MLOps Basics refers to the foundational practices and principles used to streamline the deployment, monitoring, and management of machine learning models in production environments. It combines machine learning with DevOps methodologies, focusing on automation, collaboration, and continuous integration/continuous delivery (CI/CD) for ML workflows. Core elements include version control, reproducibility, automated testing, model tracking, and scalable infrastructure, ensuring models remain reliable, maintainable, and effective throughout their lifecycle.
MLOps Basics refers to the foundational practices and principles used to streamline the deployment, monitoring, and management of machine learning models in production environments. It combines machine learning with DevOps methodologies, focusing on automation, collaboration, and continuous integration/continuous delivery (CI/CD) for ML workflows. Core elements include version control, reproducibility, automated testing, model tracking, and scalable infrastructure, ensuring models remain reliable, maintainable, and effective throughout their lifecycle.
What is MLOps?
MLOps is the practice of applying DevOps principles to machine learning: automating and coordinating the lifecycle of ML models in production—from development to deployment, monitoring, and ongoing management.
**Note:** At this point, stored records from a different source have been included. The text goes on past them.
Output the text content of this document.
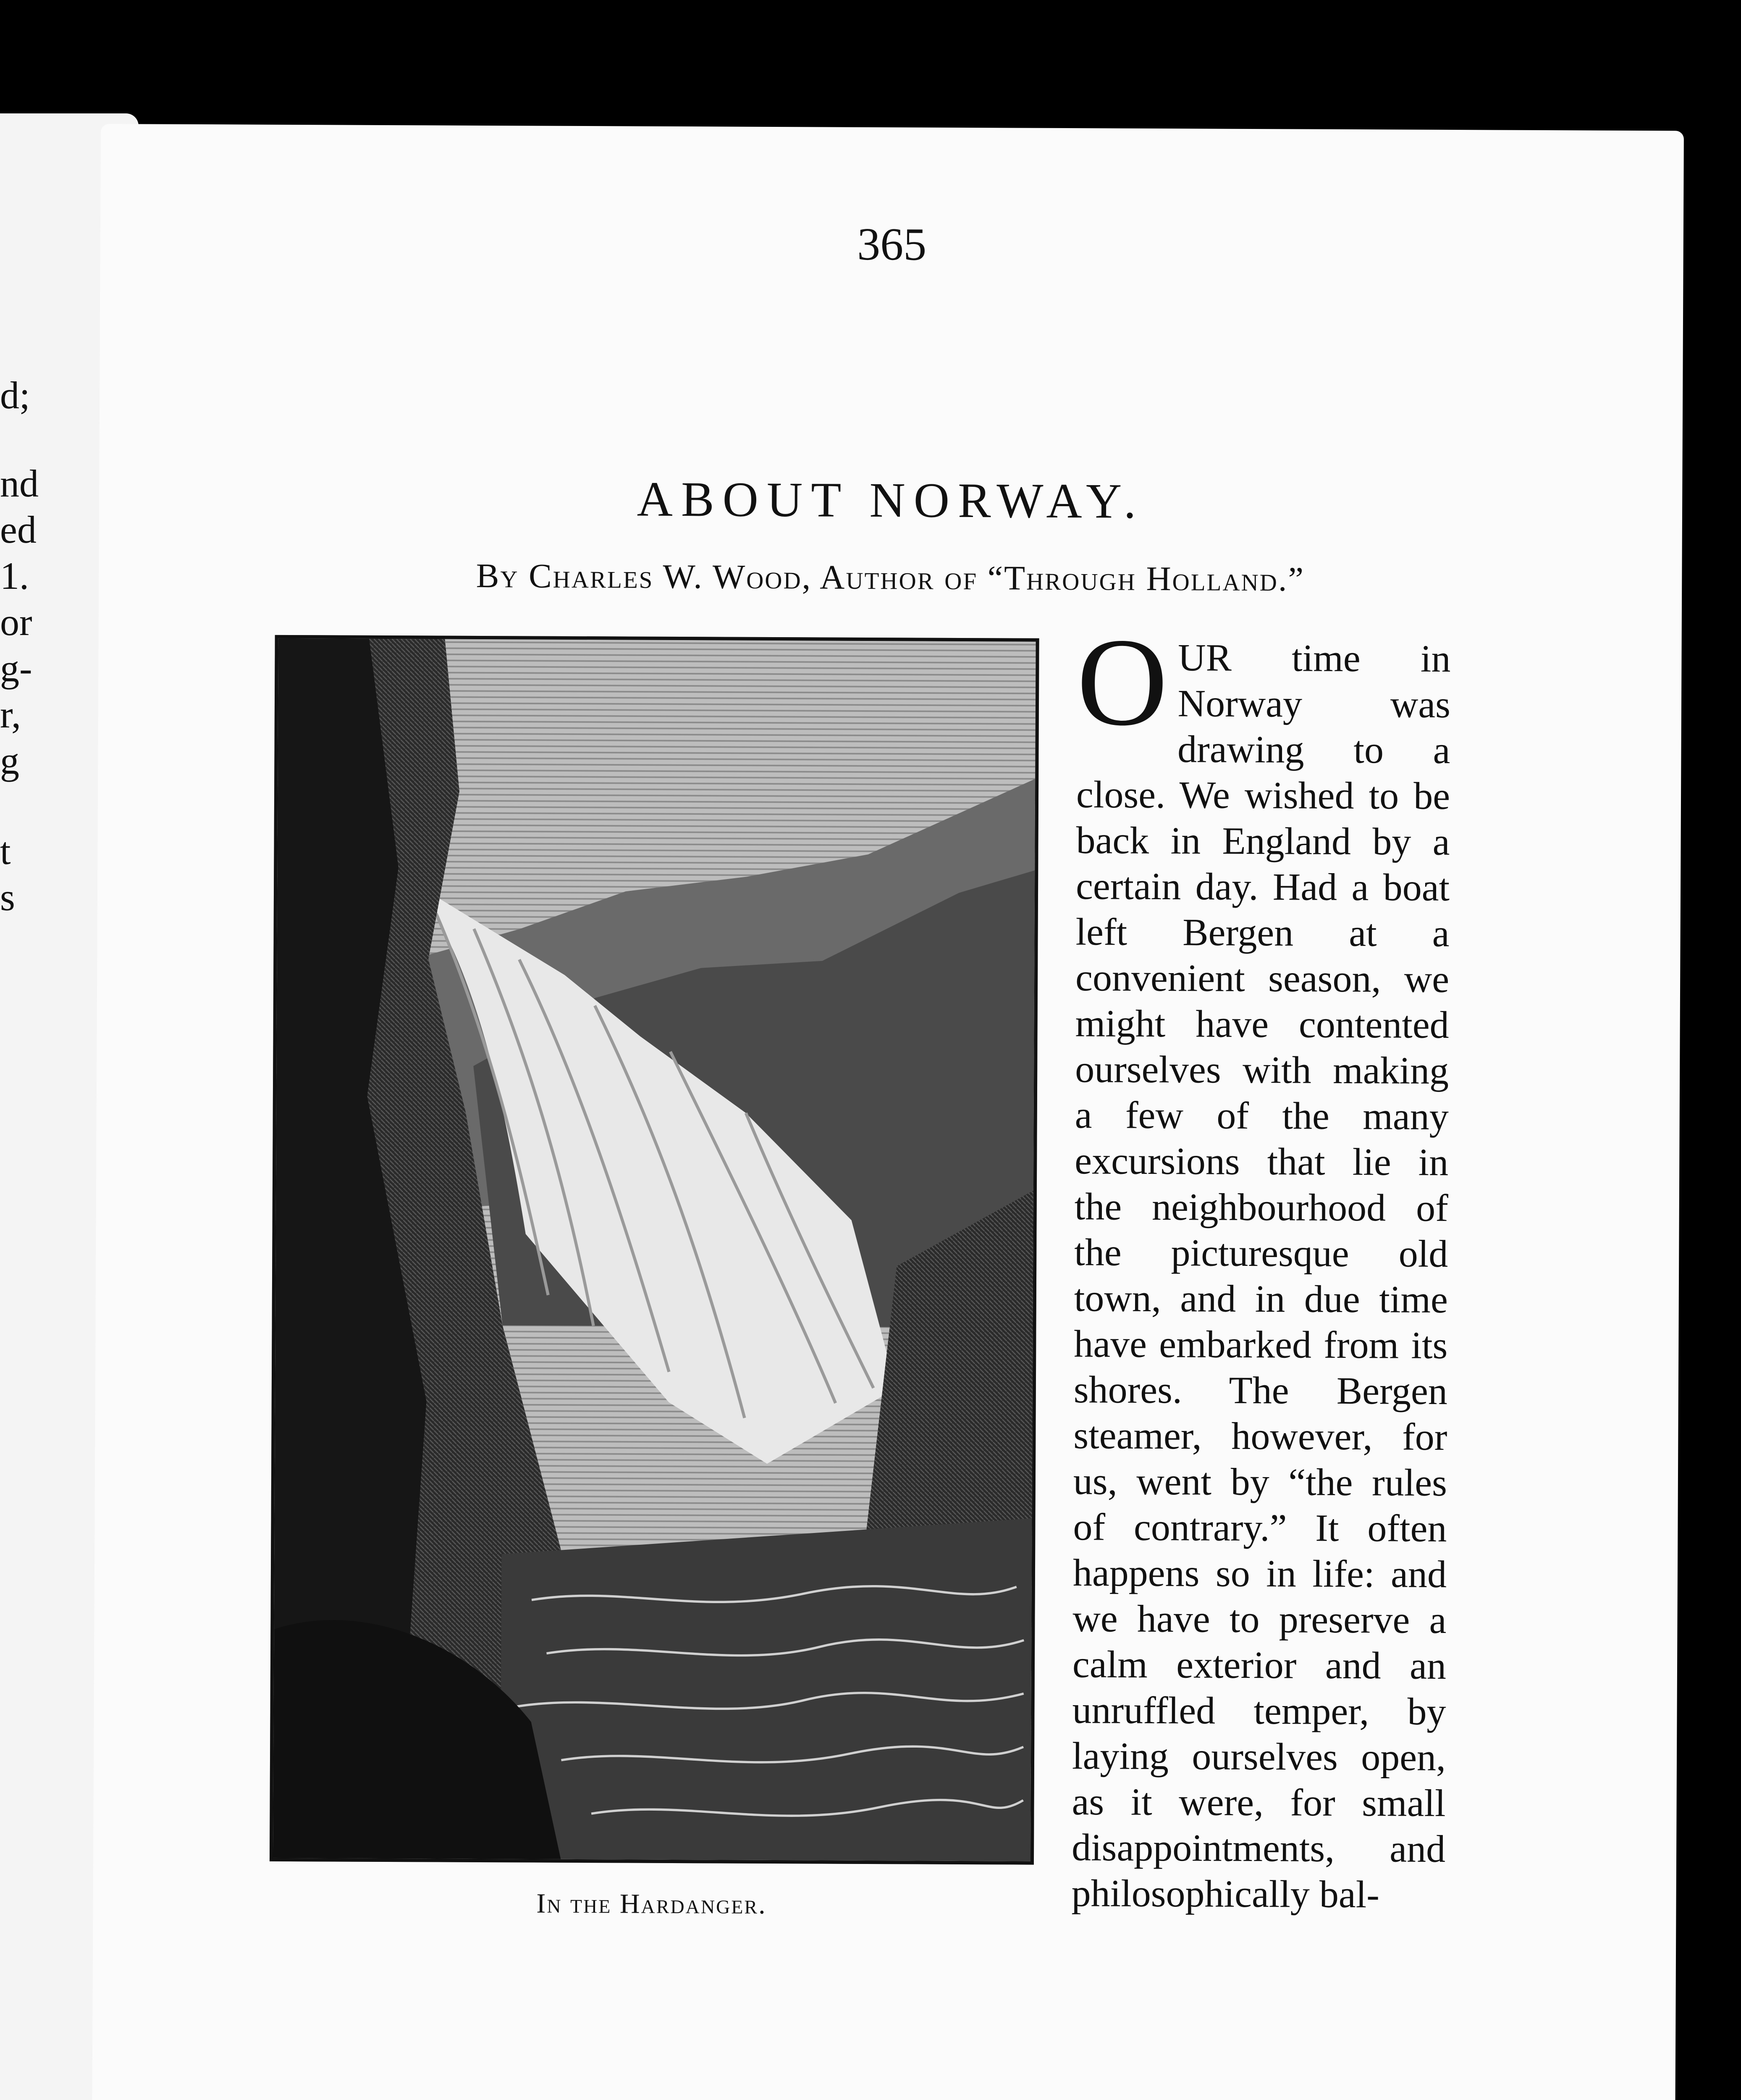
d;

nd

ed

1.

or

g-

r,

g

t

s

365

ABOUT NORWAY.

By Charles W. Wood, Author of “Through Holland.”

In the Hardanger.

OUR time in Norway was drawing to a close. We wished to be back in England by a certain day. Had a boat left Bergen at a convenient season, we might have contented ourselves with making a few of the many excursions that lie in the neighbourhood of the picturesque old town, and in due time have embarked from its shores. The Bergen steamer, however, for us, went by “the rules of contrary.” It often happens so in life: and we have to preserve a calm exterior and an unruffled temper, by laying ourselves open, as it were, for small disappointments, and philosophically bal-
What are the main goals of MLOps?
To enable faster, safer model deployment; ensure reproducibility and governance; improve collaboration between data scientists and operations; and provide reliable monitoring and retraining capabilities.
What are the core components of an MLOps pipeline?
Data and feature management, model versioning and registries, experiment tracking, automated training and testing, CI/CD for models, deployment automation, monitoring, and retraining triggers.
Why is monitoring important in MLOps?
Monitoring detects data and model drift, performance degradation, and operational issues, allowing timely retraining or rollback to maintain model quality.